Bruxelles, 06/05/2009 (Agence Europe) - L'appel de Catherine Trautmann (PSE, française) n'a pas été entendu: le compromis global sur le « paquet télécom » n'a pas été adopté, faute d'entente sur l'amendement 138 modifié (EUROPE n° 9894). C'est un signal fort que le Parlement européen a envoyé mercredi 6 mai, au Conseil des ministres, obligé maintenant de revoir sa copie alors qu'il avait été difficile de lui arracher quelques concessions. Un processus qui retardera considérablement la réforme d'un secteur en pleine expansion, paralysé par la crise économique et en demande de certitudes juridiques.
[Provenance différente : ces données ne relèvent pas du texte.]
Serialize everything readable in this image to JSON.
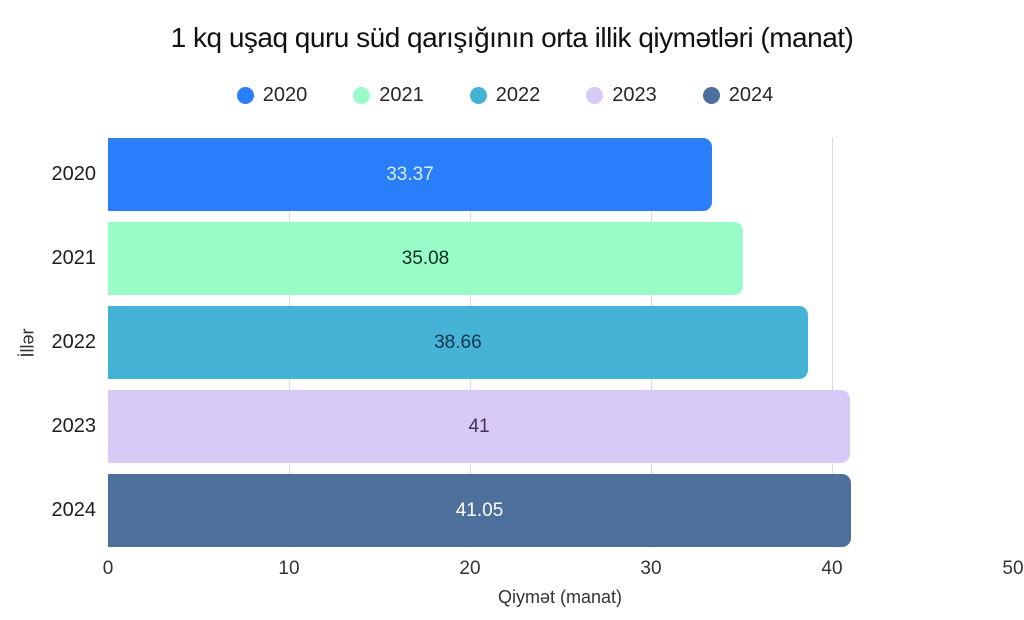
{
  "chart_data": {
    "type": "bar",
    "orientation": "horizontal",
    "title": "1 kq uşaq quru süd qarışığının orta illik qiymətləri (manat)",
    "categories": [
      "2020",
      "2021",
      "2022",
      "2023",
      "2024"
    ],
    "values": [
      33.37,
      35.08,
      38.66,
      41,
      41.05
    ],
    "value_labels": [
      "33.37",
      "35.08",
      "38.66",
      "41",
      "41.05"
    ],
    "bar_colors": [
      "#2b7ef9",
      "#99fbc8",
      "#44b3d5",
      "#d8caf6",
      "#4c6f9b"
    ],
    "value_label_colors": [
      "#d9ecfc",
      "#0c301e",
      "#12344f",
      "#3f3358",
      "#ffffff"
    ],
    "legend_entries": [
      "2020",
      "2021",
      "2022",
      "2023",
      "2024"
    ],
    "legend_position": "top",
    "xlabel": "Qiymət (manat)",
    "ylabel": "İllər",
    "xlim": [
      0,
      50
    ],
    "x_ticks": [
      0,
      10,
      20,
      30,
      40,
      50
    ],
    "gridlines": [
      10,
      20,
      30,
      40
    ],
    "grid": "vertical",
    "background_color": "#ffffff",
    "gridline_color": "#dcdcdc"
  }
}
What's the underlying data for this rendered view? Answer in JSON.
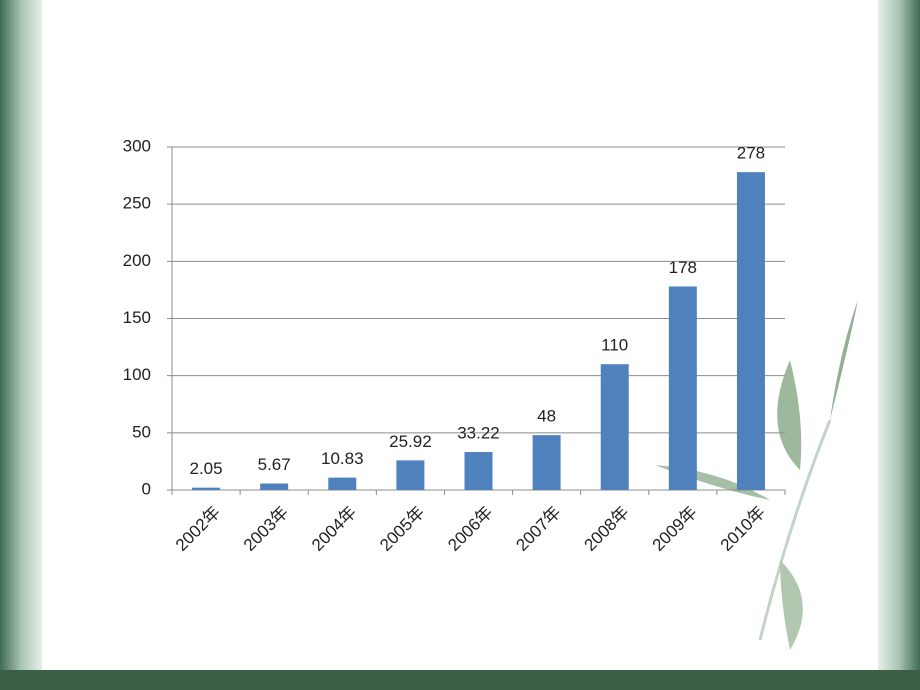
{
  "chart_data": {
    "type": "bar",
    "categories": [
      "2002年",
      "2003年",
      "2004年",
      "2005年",
      "2006年",
      "2007年",
      "2008年",
      "2009年",
      "2010年"
    ],
    "values": [
      2.05,
      5.67,
      10.83,
      25.92,
      33.22,
      48,
      110,
      178,
      278
    ],
    "color": "#4f81bd",
    "ylim": [
      0,
      300
    ],
    "yticks": [
      0,
      50,
      100,
      150,
      200,
      250,
      300
    ],
    "grid": true
  }
}
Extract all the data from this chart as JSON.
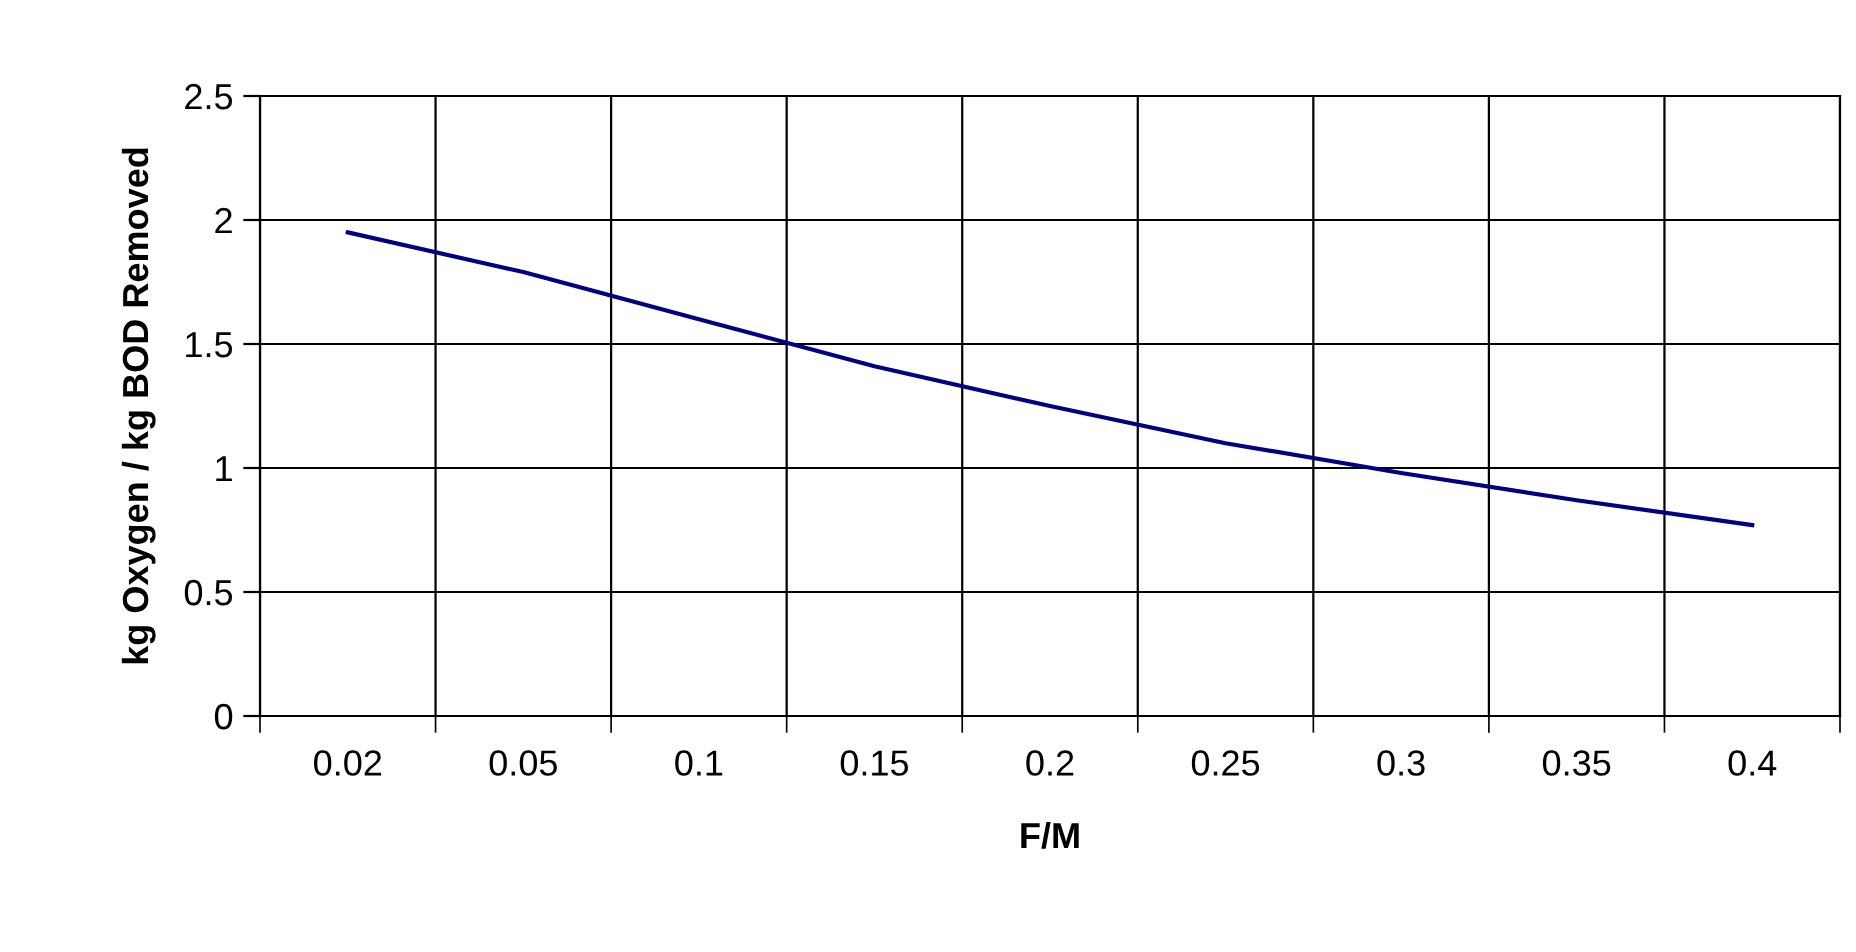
{
  "chart_data": {
    "type": "line",
    "xlabel": "F/M",
    "ylabel": "kg Oxygen / kg BOD Removed",
    "categories": [
      "0.02",
      "0.05",
      "0.1",
      "0.15",
      "0.2",
      "0.25",
      "0.3",
      "0.35",
      "0.4"
    ],
    "series": [
      {
        "color": "#000080",
        "values": [
          1.95,
          1.79,
          1.6,
          1.41,
          1.25,
          1.1,
          0.98,
          0.87,
          0.77
        ]
      }
    ],
    "ylim": [
      0,
      2.5
    ],
    "yticks": [
      0,
      0.5,
      1,
      1.5,
      2,
      2.5
    ],
    "grid": true,
    "legend": false,
    "marker": "none",
    "line_style": "solid"
  }
}
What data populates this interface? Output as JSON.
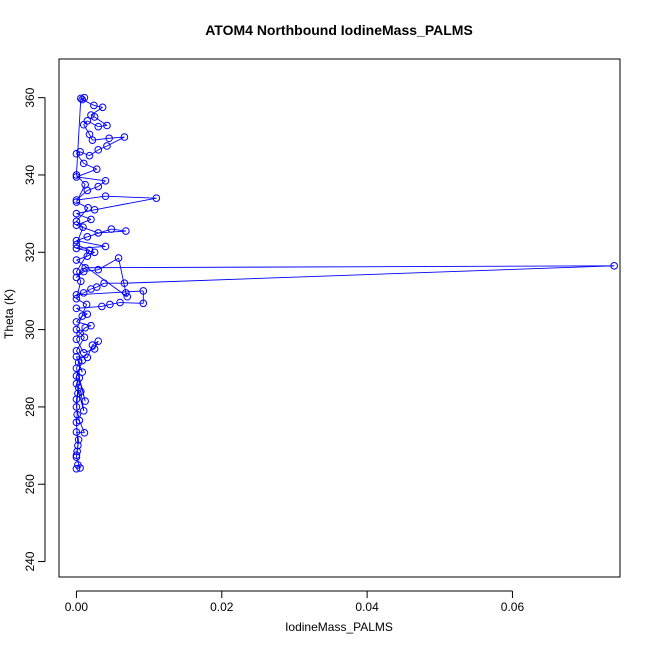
{
  "chart_data": {
    "type": "scatter",
    "title": "ATOM4 Northbound IodineMass_PALMS",
    "xlabel": "IodineMass_PALMS",
    "ylabel": "Theta (K)",
    "xlim": [
      -0.0024,
      0.0748
    ],
    "ylim": [
      236,
      370
    ],
    "xticks": [
      0.0,
      0.02,
      0.04,
      0.06
    ],
    "xtick_labels": [
      "0.00",
      "0.02",
      "0.04",
      "0.06"
    ],
    "yticks": [
      240,
      260,
      280,
      300,
      320,
      340,
      360
    ],
    "ytick_labels": [
      "240",
      "260",
      "280",
      "300",
      "320",
      "340",
      "360"
    ],
    "grid": false,
    "legend": "none",
    "series": [
      {
        "style": "lines+points",
        "color": "#0000ff",
        "points": [
          [
            0.0,
            264.0
          ],
          [
            0.0002,
            265.0
          ],
          [
            0.0005,
            264.2
          ],
          [
            0.0,
            267.0
          ],
          [
            0.0001,
            268.5
          ],
          [
            0.0003,
            271.5
          ],
          [
            0.0,
            273.5
          ],
          [
            0.0011,
            273.3
          ],
          [
            0.0004,
            276.5
          ],
          [
            0.0,
            280.0
          ],
          [
            0.0002,
            283.5
          ],
          [
            0.0006,
            284.0
          ],
          [
            0.001,
            279.0
          ],
          [
            0.0,
            286.0
          ],
          [
            0.0004,
            287.5
          ],
          [
            0.0012,
            281.5
          ],
          [
            0.0,
            290.0
          ],
          [
            0.0003,
            291.5
          ],
          [
            0.0008,
            289.0
          ],
          [
            0.0,
            293.0
          ],
          [
            0.0015,
            292.8
          ],
          [
            0.0022,
            296.0
          ],
          [
            0.003,
            297.0
          ],
          [
            0.0025,
            295.0
          ],
          [
            0.001,
            294.0
          ],
          [
            0.0,
            297.5
          ],
          [
            0.0005,
            299.0
          ],
          [
            0.0012,
            300.5
          ],
          [
            0.002,
            301.0
          ],
          [
            0.0,
            302.0
          ],
          [
            0.0008,
            303.5
          ],
          [
            0.0015,
            304.0
          ],
          [
            0.0,
            305.5
          ],
          [
            0.0035,
            306.0
          ],
          [
            0.0046,
            306.5
          ],
          [
            0.006,
            307.0
          ],
          [
            0.0092,
            306.8
          ],
          [
            0.0092,
            310.0
          ],
          [
            0.0,
            309.0
          ],
          [
            0.001,
            309.5
          ],
          [
            0.002,
            310.5
          ],
          [
            0.0028,
            311.0
          ],
          [
            0.0038,
            312.0
          ],
          [
            0.0066,
            312.0
          ],
          [
            0.074,
            316.5
          ],
          [
            0.0012,
            316.0
          ],
          [
            0.0,
            313.5
          ],
          [
            0.001,
            315.0
          ],
          [
            0.003,
            315.5
          ],
          [
            0.0058,
            318.5
          ],
          [
            0.0068,
            309.5
          ],
          [
            0.007,
            308.5
          ],
          [
            0.0,
            318.0
          ],
          [
            0.0015,
            319.0
          ],
          [
            0.0025,
            320.0
          ],
          [
            0.0,
            321.0
          ],
          [
            0.004,
            321.5
          ],
          [
            0.0,
            323.0
          ],
          [
            0.0015,
            324.0
          ],
          [
            0.0048,
            326.0
          ],
          [
            0.0068,
            325.5
          ],
          [
            0.003,
            325.0
          ],
          [
            0.0,
            327.0
          ],
          [
            0.002,
            328.5
          ],
          [
            0.0,
            330.0
          ],
          [
            0.0025,
            331.0
          ],
          [
            0.011,
            334.0
          ],
          [
            0.004,
            334.5
          ],
          [
            0.0,
            333.5
          ],
          [
            0.0015,
            336.0
          ],
          [
            0.003,
            337.0
          ],
          [
            0.004,
            338.5
          ],
          [
            0.0,
            339.5
          ],
          [
            0.0028,
            341.5
          ],
          [
            0.001,
            343.0
          ],
          [
            0.0,
            345.5
          ],
          [
            0.0005,
            346.0
          ],
          [
            0.0018,
            345.0
          ],
          [
            0.003,
            346.5
          ],
          [
            0.0042,
            347.5
          ],
          [
            0.0066,
            349.8
          ],
          [
            0.0045,
            349.5
          ],
          [
            0.0022,
            349.0
          ],
          [
            0.0018,
            350.5
          ],
          [
            0.001,
            353.0
          ],
          [
            0.0015,
            354.0
          ],
          [
            0.003,
            352.5
          ],
          [
            0.0042,
            352.8
          ],
          [
            0.0025,
            355.0
          ],
          [
            0.002,
            355.5
          ],
          [
            0.0036,
            357.5
          ],
          [
            0.0024,
            358.0
          ],
          [
            0.0008,
            359.5
          ],
          [
            0.0011,
            360.0
          ],
          [
            0.0006,
            359.8
          ],
          [
            0.0,
            340.0
          ],
          [
            0.0012,
            337.5
          ],
          [
            0.0,
            333.0
          ],
          [
            0.0016,
            331.5
          ],
          [
            0.0,
            328.0
          ],
          [
            0.0009,
            326.5
          ],
          [
            0.0,
            322.0
          ],
          [
            0.0018,
            320.5
          ],
          [
            0.0,
            315.0
          ],
          [
            0.0006,
            312.5
          ],
          [
            0.0,
            308.0
          ],
          [
            0.0014,
            306.5
          ],
          [
            0.0,
            300.0
          ],
          [
            0.0011,
            298.0
          ],
          [
            0.0,
            294.5
          ],
          [
            0.0008,
            292.0
          ],
          [
            0.0,
            288.0
          ],
          [
            0.0003,
            285.0
          ],
          [
            0.0,
            282.0
          ],
          [
            0.0001,
            278.0
          ],
          [
            0.0,
            276.0
          ],
          [
            0.0002,
            270.0
          ],
          [
            0.0,
            267.5
          ]
        ]
      }
    ]
  }
}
C'est l'amendement 138, déposé en première lecture par le Parlement, mais rejeté ensuite par le Conseil, qui a posé problème lors du vote. Le compromis auquel étaient parvenues les parties au sujet de l'amendement n'a pas convaincu les groupes Verts-ALE et Libéraux. Ceux-ci ont rejeté l'amendement modifié et redéposé l'amendement initial, adopté finalement avec 407 voix pour, 57 contre et 171 abstentions. Cet amendement initial stipule qu'aucune restriction ne peut être imposée aux droits et libertés fondamentaux des utilisateurs finals sans décision préalable des autorités judiciaires sauf lorsque la sécurité publique est menacée. Daniel Cohn-Bendit (Verts/ALE, allemand), coauteur de l'amendement 138 avec Guy Bono (PSE, français), a estimé: « Le vote d'aujourd'hui est une belle victoire », en particulier contre la France qui veut l'adoption en force de la loi Hadopi. « Ce vote met le Conseil face à ses responsabilités », a-t-il ajouté.
Les autres points de la réforme (création de la nouvelle autorité des télécoms, investissements dans les réseaux de nouvelle génération, réforme de l'utilisation du spectre radio, protection des droits des consommateurs et protection de la vie privée) ont été votés sans problème par le PE.
Les trois rapporteurs responsables, Catherine Trautmann, Malcolm Harbour et Pilar del Castillo Vera, se sont montrés très déçus. « On n'en a pas fini avec le paquet télécoms », a prévenu Mme Trautmann. Pour les rapporteurs, la situation de blocage autour de 138 est clairement le fruit d'un bras de fer pré-électoral avec, en toile de fond, la fameuse loi française « Hadopi ». La question du respect des droits fondamentaux, de la liberté des personnes, de la protection de la vie privée et de l'accès à l'information est complexe et ne trouvera pas de solution dans le seul amendement 138, a commenté Mme Trautmann. « Le Parlement a voté, le Parlement a décidé. Il faudra demain trouver la solution (…) une autre solution pour sauver le paquet ».
La pilule est d'autant plus amère pour les rapporteurs que le texte de compromis était, comme l'a souligné Pilar del Castillo Vera, beaucoup plus complet. L'amendement 138 ne contient pas d'élément de protection pour les internautes, a-t-elle souligné. Et il sera de toute façon inopérant du point de vue juridique puisque ce sont les juridictions nationales qui décident au final, subsidiarité oblige, a tonné l'Espagnole. « C'est lamentable de paralyser au-delà de toute raison le paquet télécoms », a-t-elle conclu. Moins démonstratif, Malcolm Harbour n'en a pas moins fustigé les députés « responsables » de cet échec, qui devront s'expliquer devant les consommateurs et les citoyens.
Qu'adviendra-t-il au cours des prochains mois ? Le texte est renvoyé au Conseil Télécoms du 12 juin prochain. Soit celui-ci accepte de valider la position du PE, y compris l'amendement 138. Un scénario idéal qui permettrait une adoption rapide de la réforme mais qui a peu de chance d'aboutir vu l'intransigeance de certains États membres. Soit le Conseil n'accepte pas d'écouter les injonctions du Parlement et le texte retourne en conciliation. À ce moment-là, soit le nouveau Parlement considère comme acquis le travail accompli par l'ancienne législature et ne se focalise que sur l'amendement 138, soit le nouveau Parlement considère que d'autres points sont à retravailler et la réforme prend un retard considérable. « Aujourd'hui, la balle est dans le camp du Conseil. J'appelle les ministres à évaluer la situation avec la plus grande prudence, à la lumière de ce que le paquet télécoms peut apporter en temps de crise », a souligné l'initiatrice de la réforme, la commissaire Viviane Reding. (I.L.)